As 2GTKIs are more potent than imatinib, many physicians tend to use these agents in the upfront setting among patients with CML-CP, since these newer TKIs have the ability to induce faster [early molecular response (EMR)] and deeper (DMR) responses . Three 2GTKIs (bosutinib, dasatinib, and nilotinib) have demonstrated significant clinical benefit compared with imatinib in randomized clinical trials [17,18,19], and although not always available worldwide, these agents are approved in the management of newly diagnosed patients with CML in some countries.
The choice of selecting any 2GTKI over imatinib as an upfront treatment option depends on various factors, mainly the disease risk factors, comorbidities, and the willingness of the patient for a treatment-free remission (TFR) attempt, especially if the patient is young, since the probability of achieving a sustained DMR is higher with 2GTKIs than with imatinib.
When a patient with CML-CP has started any 2GTKI as upfront treatment, there are three possible scenarios: (1) the patient may do perfectly well under the particular 2GTKI both in terms of efficacy and toxicity, so he/she will continue receiving the same TKI; (2) the patient needs to quit the 2GTKI due to toxicity, regardless of response situation under the same TKI (optimal or suboptimal); (3) the patient might discontinue the currently administered 2GTKI due to suboptimal response (both primary and secondary resistance) or progression (e.g. from CP to advanced phases) (Fig. 1).
In the first scenario, the optimal responder could continue the current 2GTKI, unless there would be a TFR attempt, as in case of sustained DMR . There are discontinuation studies with dasatinib and nilotinib but not yet with bosutinib . Moreover, nilotinib was recently licensed in the context of TFR in the United States, when used either in the upfront or salvage settings for at least 3 years with a durable (for at least 24 months) DMR (defined as MR4.5) status . Although percentages may vary from study to study, approximately 40–50% of the cases who attempted a TFR will lose their molecular responses, and reinitiation of the former TKI could be necessary. After restarting the same TKI, nearly all patients regain at least optimal molecular response (MR3) or even DMR .
The second scenario, which is the permanent discontinuation of the 2GTKI due to adverse events (AEs), may result in two different outcomes. First, the patient might have an optimal response prior to quitting the TKI, then there would be no need of an immediate TKI therapy or, if a subsequent TKI therapy is planned, the patient may receive either imatinib or an alternative 2GTKI. Second, if the patient stopped the first-line 2GTKI treatment due to toxicity prior to achieving an optimal response, the remaining 2GTKIs can be the treatment of choice and, in addition to that, imatinib can still be an option. However, in this particular case, where a 2GTKI was preferred over imatinib at diagnosis, most probably the patient would want to attempt TFR in the future, and/or the patient might have a high-risk disease, so continuing with another 2GTKI would be more logical.
In the third scenario, where the patient has stopped the 2GTKI therapy due to resistance, the remaining two 2GTKIs can be chosen according to the ABL kinase domain mutational status of the patient and/or the comorbidities should also be taken into consideration.

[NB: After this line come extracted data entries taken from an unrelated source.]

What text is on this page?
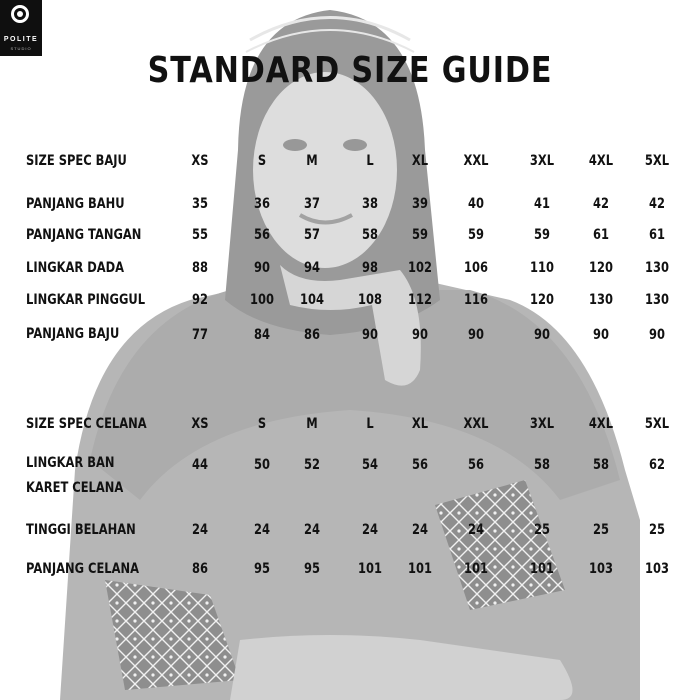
POLITE
STUDIO
STANDARD SIZE GUIDE
SIZE SPEC BAJU	XS	S	M	L	XL	XXL	3XL	4XL	5XL
PANJANG BAHU	35	36	37	38	39	40	41	42	42
PANJANG TANGAN	55	56	57	58	59	59	59	61	61
LINGKAR DADA	88	90	94	98	102	106	110	120	130
LINGKAR PINGGUL	92	100	104	108	112	116	120	130	130
PANJANG BAJU	77	84	86	90	90	90	90	90	90
SIZE SPEC CELANA	XS	S	M	L	XL	XXL	3XL	4XL	5XL
LINGKAR BAN
KARET CELANA
44	50	52	54	56	56	58	58	62
TINGGI BELAHAN	24	24	24	24	24	24	25	25	25
PANJANG CELANA	86	95	95	101	101	101	101	103	103
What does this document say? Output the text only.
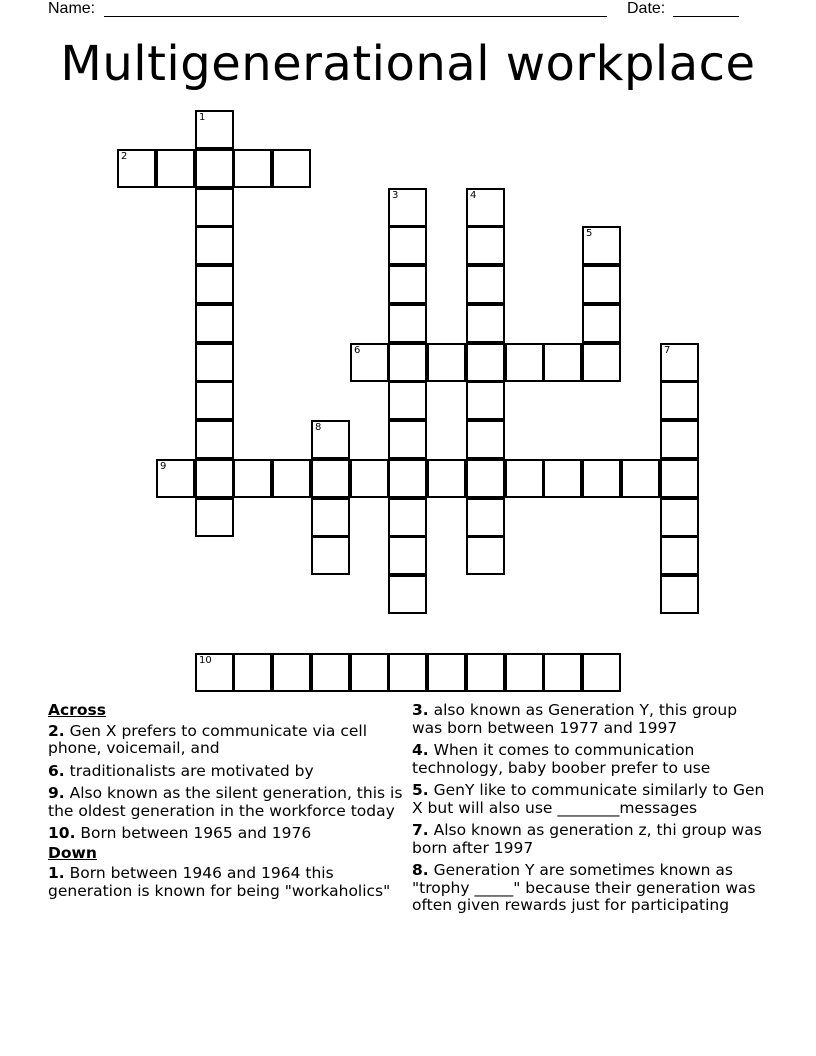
Name:	Date:
Multigenerational workplace
1
2
3	4
5
6	7
8
9
10
Across
2. Gen X prefers to communicate via cell phone, voicemail, and
6. traditionalists are motivated by
9. Also known as the silent generation, this is the oldest generation in the workforce today
10. Born between 1965 and 1976
Down
1. Born between 1946 and 1964 this generation is known for being "workaholics"
3. also known as Generation Y, this group was born between 1977 and 1997
4. When it comes to communication technology, baby boober prefer to use
5. GenY like to communicate similarly to Gen X but will also use ________messages
7. Also known as generation z, thi group was born after 1997
8. Generation Y are sometimes known as "trophy _____" because their generation was often given rewards just for participating
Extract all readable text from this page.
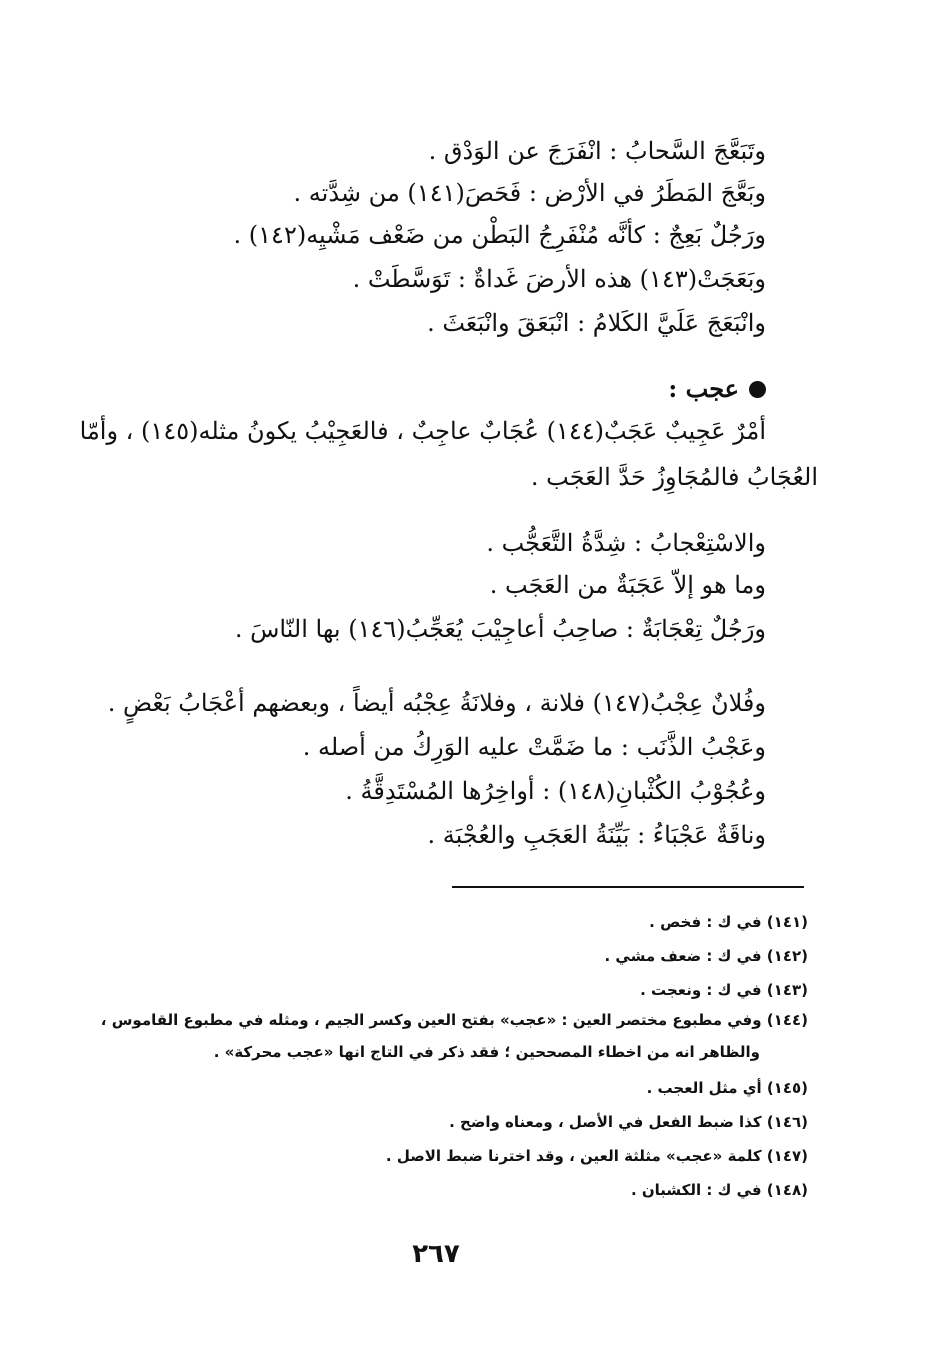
وتَبَعَّجَ السَّحابُ : انْفَرَجَ عن الوَدْق .
وبَعَّجَ المَطَرُ في الأرْض : فَحَصَ(١٤١) من شِدَّته .
ورَجُلٌ بَعِجٌ : كأنَّه مُنْفَرِجُ البَطْن من ضَعْف مَشْيِه(١٤٢) .
وبَعَجَتْ(١٤٣) هذه الأرضَ غَداةٌ : تَوَسَّطَتْ .
وانْبَعَجَ عَلَيَّ الكَلامُ : انْبَعَقَ وانْبَعَثَ .
عجب :
أمْرٌ عَجِيبٌ عَجَبٌ(١٤٤) عُجَابٌ عاجِبٌ ، فالعَجِيْبُ يكونُ مثله(١٤٥) ، وأمّا
العُجَابُ فالمُجَاوِزُ حَدَّ العَجَب .
والاسْتِعْجابُ : شِدَّةُ التَّعَجُّب .
وما هو إلاّ عَجَبَةٌ من العَجَب .
ورَجُلٌ تِعْجَابَةٌ : صاحِبُ أعاجِيْبَ يُعَجِّبُ(١٤٦) بها النّاسَ .
وفُلانٌ عِجْبُ(١٤٧) فلانة ، وفلانَةُ عِجْبُه أيضاً ، وبعضهم أعْجَابُ بَعْضٍ .
وعَجْبُ الذَّنَب : ما ضَمَّتْ عليه الوَرِكُ من أصله .
وعُجُوْبُ الكُثْبانِ(١٤٨) : أواخِرُها المُسْتَدِقَّةُ .
وناقَةٌ عَجْبَاءُ : بَيِّنَةُ العَجَبِ والعُجْبَة .
(١٤١) في ك : فخص .
(١٤٢) في ك : ضعف مشي .
(١٤٣) في ك : ونعجت .
(١٤٤) وفي مطبوع مختصر العين : «عجب» بفتح العين وكسر الجيم ، ومثله في مطبوع القاموس ،
والظاهر انه من اخطاء المصححين ؛ فقد ذكر في التاج انها «عجب محركة» .
(١٤٥) أي مثل العجب .
(١٤٦) كذا ضبط الفعل في الأصل ، ومعناه واضح .
(١٤٧) كلمة «عجب» مثلثة العين ، وقد اخترنا ضبط الاصل .
(١٤٨) في ك : الكشبان .
٢٦٧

In the case of a T315I mutation, ponatinib should be the treatment of choice. If a patient progresses to blast crisis, the patient should be checked for mutations, and appropriate induction chemotherapy together with a TKI should be initiated. If this therapy can induce a second CP, allogeneic hematopoietic stem cell transplantation (AlloHSCT) should also be kept in mind for the available patients, and patients who have failed two lines of TKI therapy should also be evaluated for AlloHSCT as well .

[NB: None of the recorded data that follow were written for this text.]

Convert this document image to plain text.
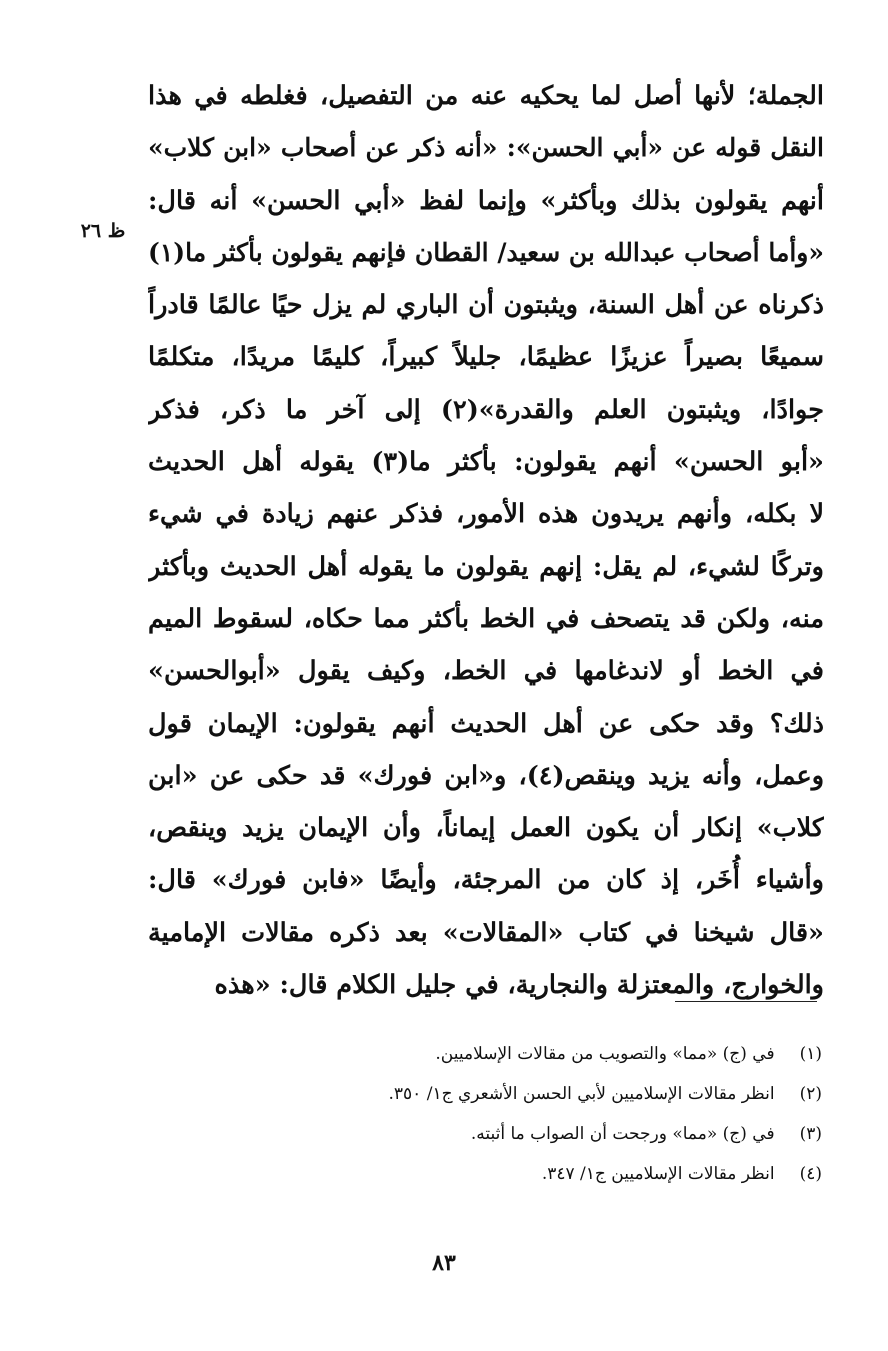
ظ ٢٦
الجملة؛ لأنها أصل لما يحكيه عنه من التفصيل، فغلطه في هذا
النقل قوله عن «أبي الحسن»: «أنه ذكر عن أصحاب «ابن كلاب»
أنهم يقولون بذلك وبأكثر» وإنما لفظ «أبي الحسن» أنه قال:
«وأما أصحاب عبدالله بن سعيد/ القطان فإنهم يقولون بأكثر ما(١)
ذكرناه عن أهل السنة، ويثبتون أن الباري لم يزل حيًا عالمًا قادراً
سميعًا بصيراً عزيزًا عظيمًا، جليلاً كبيراً، كليمًا مريدًا، متكلمًا
جوادًا، ويثبتون العلم والقدرة»(٢) إلى آخر ما ذكر، فذكر
«أبو الحسن» أنهم يقولون: بأكثر ما(٣) يقوله أهل الحديث
لا بكله، وأنهم يريدون هذه الأمور، فذكر عنهم زيادة في شيء
وتركًا لشيء، لم يقل: إنهم يقولون ما يقوله أهل الحديث وبأكثر
منه، ولكن قد يتصحف في الخط بأكثر مما حكاه، لسقوط الميم
في الخط أو لاندغامها في الخط، وكيف يقول «أبوالحسن»
ذلك؟ وقد حكى عن أهل الحديث أنهم يقولون: الإيمان قول
وعمل، وأنه يزيد وينقص(٤)، و«ابن فورك» قد حكى عن «ابن
كلاب» إنكار أن يكون العمل إيماناً، وأن الإيمان يزيد وينقص،
وأشياء أُخَر، إذ كان من المرجئة، وأيضًا «فابن فورك» قال:
«قال شيخنا في كتاب «المقالات» بعد ذكره مقالات الإمامية
والخوارج، والمعتزلة والنجارية، في جليل الكلام قال: «هذه
(١) في (ج) «مما» والتصويب من مقالات الإسلاميين.
(٢) انظر مقالات الإسلاميين لأبي الحسن الأشعري ج١/ ٣٥٠.
(٣) في (ج) «مما» ورجحت أن الصواب ما أثبته.
(٤) انظر مقالات الإسلاميين ج١/ ٣٤٧.
٨٣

The availability of five different TKIs, of which four are approved for the newly diagnosed patient, can make the selection of an appropriate frontline therapy challenging. Individual disease and patient characteristics, such as risk of CML progression, age, concomitant disease or medications and patient’s expectations may guide physicians in the choice. However, besides the TKI chosen for first-line (either imatinib or a 2GTKI), a careful and timely monitoring, with prompt switch to alternative therapy in case of non-optimal response or intolerance, may grant CML patients a nearly normal life expectancy and excellent quality of life.